Joseph de Mesko, Freiherr von Felsö-Kubiny was a cavalry general and lieutenant-general in Habsburg service during the French Revolutionary and Napoleonic wars.

Military service

In 1799, he fought as a Major in the Italian campaign during the War of the Second Coalition, in particular in the actions on the Po River. In September 1800, he was promoted to Lieutenant Colonel and in the next month to Colonel. The following year, Mesko was awarded the Knight's Cross of the Military Order of Maria Theresa.
In the war of Third Coalition, he commanded a garrison in upper Styria. He was promoted to Major General. At the Battle of Raab, on 14 June, he was completely cut off, with 5,000 men and 10 guns, in the redoubts between the Rába and the Raabnitz rivers. In the following two days, he repelled repeated French attacks and even managed to take seven officers and 300 men as prisoner. On 16 June, he also freed a convoy of 36 Austrian officers and 500 men, when he ambushed their French captors at Kis-Szél. On 25 August 1809, he was awarded the Commander's Cross of the Military Order of Maria Theresa.

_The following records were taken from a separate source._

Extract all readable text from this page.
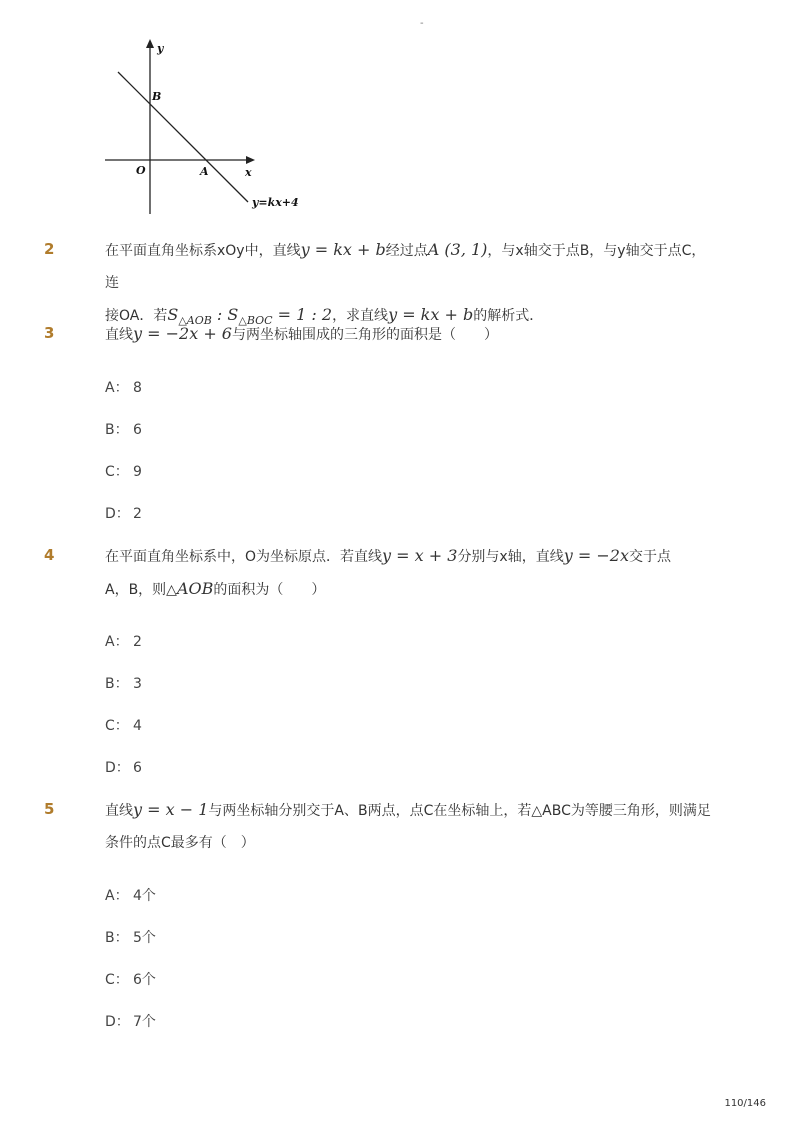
-
y
B
O	A	x
y=kx+4
2	在平面直角坐标系xOy中，直线y = kx + b经过点A (3, 1)，与x轴交于点B，与y轴交于点C，连
接OA．若$S_{\triangle AOB}$ : $S_{\triangle BOC} = 1$ : 2，求直线y = kx + b的解析式．
3	直线y = −2x + 6与两坐标轴围成的三角形的面积是（　　）
A： 8
B： 6
C： 9
D： 2
4	在平面直角坐标系中，O为坐标原点．若直线y = x + 3分别与x轴，直线y = −2x交于点
A，B，则△AOB的面积为（　　）
A： 2
B： 3
C： 4
D： 6
5	直线y = x − 1与两坐标轴分别交于A、B两点，点C在坐标轴上，若△ABC为等腰三角形，则满足
条件的点C最多有（　）
A： 4个
B： 5个
C： 6个
D： 7个
110/146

In 1813, as lieutenant-general, he commanded a division in General of Cavalry Johann von Klenau's IV Corps on the Army of Bohemia. At the Battle of Dresden, on 26 August, his division was cut off on the left wing when the river Weißeritz flooded. Attacked by Marie Victor de Fay, Marquis de Latour-Maubourg's cavalry corps, which, under Joachim Murat, forced him to surrender his division and 15 colors after a hard fight. A French participant observed, "Murat, who commanded this part of the French line, showed himself more brilliant than ever; for after forcing the defile of Cotta, he turned and cut off from the Austrian army Klenau's corps, hurling himself upon it at the head of the carabineers and cuirassiers. His movement was decisive; Klenau could not resist that terrible charge. Nearly all his battalions were compelled to lay down their arms, and two other divisions of infantry shared their fate." Mesko was severely wounded in the action and retired in September 1814. He died in Güns, in Hungary, southwest of the Neusiedler See, on 29 August 1815.